The answer came quickly, “Oui, oui—embariller—sel, sel.”

“What did he say?” asked Cat low.

“Sel is salt. Embariller means packed in casks. Must be fish,” said Spider in disgust.

“No, no—he asked the captain if he should dump the planche à bouteilles as well. That’s a wooden crate of bottles. I know what they’ve done!” said Cat excitedly. “They’ve packed the stuff in rock salt so it’ll sink. It’ll take a few hours for the salt to melt, then around about daybreak the stuff will float up.”

Spider said in wonder, “Isn’t it amazing how somebody’s misfortune is somebody else’s gain? The world has a kind of balance to it, y’know?”

“But we’ve got to be quick and cunning.” Cat laughed. “We’ll go up to the kitchen and get a couple of hours’ sleep by the fire. Tide will be rising by then.”

* * * * * * * * * * *

Sunrise was still a good hour away and they had accomplished everything they’d hoped for.

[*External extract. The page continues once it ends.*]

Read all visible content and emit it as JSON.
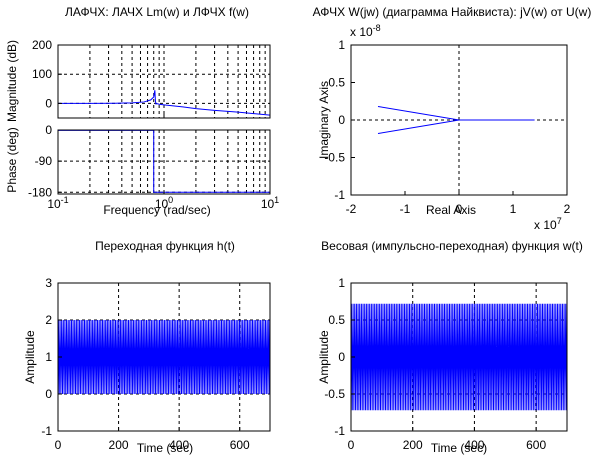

The sea had thrown up four large casks of brandy and five cases marked vin de champagne, holding fifty bottles in all. Cat had never heard of champagne, but vin was wine and the tide had done almost all the work for them. For the small price of a thorough wetting they had secured the contraband, lined it up in the cave in front of the entrance to the passage, and they now stood in the cavernous cellar waiting for high tide and the indraft to float it all “home.”

Later that morning, as always, Cat, mounted on Ebony, greeted the golden dawn. Today, however, she expected to have company on the lonely stretch of sand. She sat alert, watching the distance, then as two tiny figures became visible around the far headland she urged the black horse faster and faster until the blood of both surged recklessly. The tide was still high enough to cover the horse up to its hocks and she deliberately splashed the two men who were obviously looking for something.

“G’day, m’lady,” they muttered, abashed to be caught there so blatantly.

She nodded aloofly and waited. One of the men finally spoke. “Did ye see aught up the beach, m’lady?”

Her eyes narrowed. “You’re not wreckers, are you?” she asked boldly, allowing a hint of loathing to sound in her voice.

Quickly they denied it vehemently. “Nay, nay, lady. Engaged in a spot of honest smuggling, that’s all, I swear it.”

“If I thought you were connected to wreckers, I’d turn you over to the militia instantly!” she warned again.

“Nay, nay,” said the younger man, “my dad here’s the tavern keeper at Mawnan. We were expectin’ a delivery o’ brandy.”

“I’ve ridden for miles this morning; the beach is empty, I’m afraid.” She smiled. “Well, you can’t trust the French, y’know.”

“No, m’lady,” they muttered, and knew she lied.

She touched her heel to her horse’s side, then as if she had second thoughts stopped and said, “If you’ve the money, I could let you have four kegs of brandy and say, fifty bottles of French wine from my father’s cellars.”

They looked at each other shrewdly, wondering how St. Catherine’s wench had managed to locate and secure the stuff before they had. They shrugged. There was nothing they could do, for she’d have the militia on them as soon as look at them.

“Bring a wagon to Roseland this afternoon and I’ll have one of the servants fetch it up from the cellars,” she said airily as she turned the black Barbary and took off like the wind.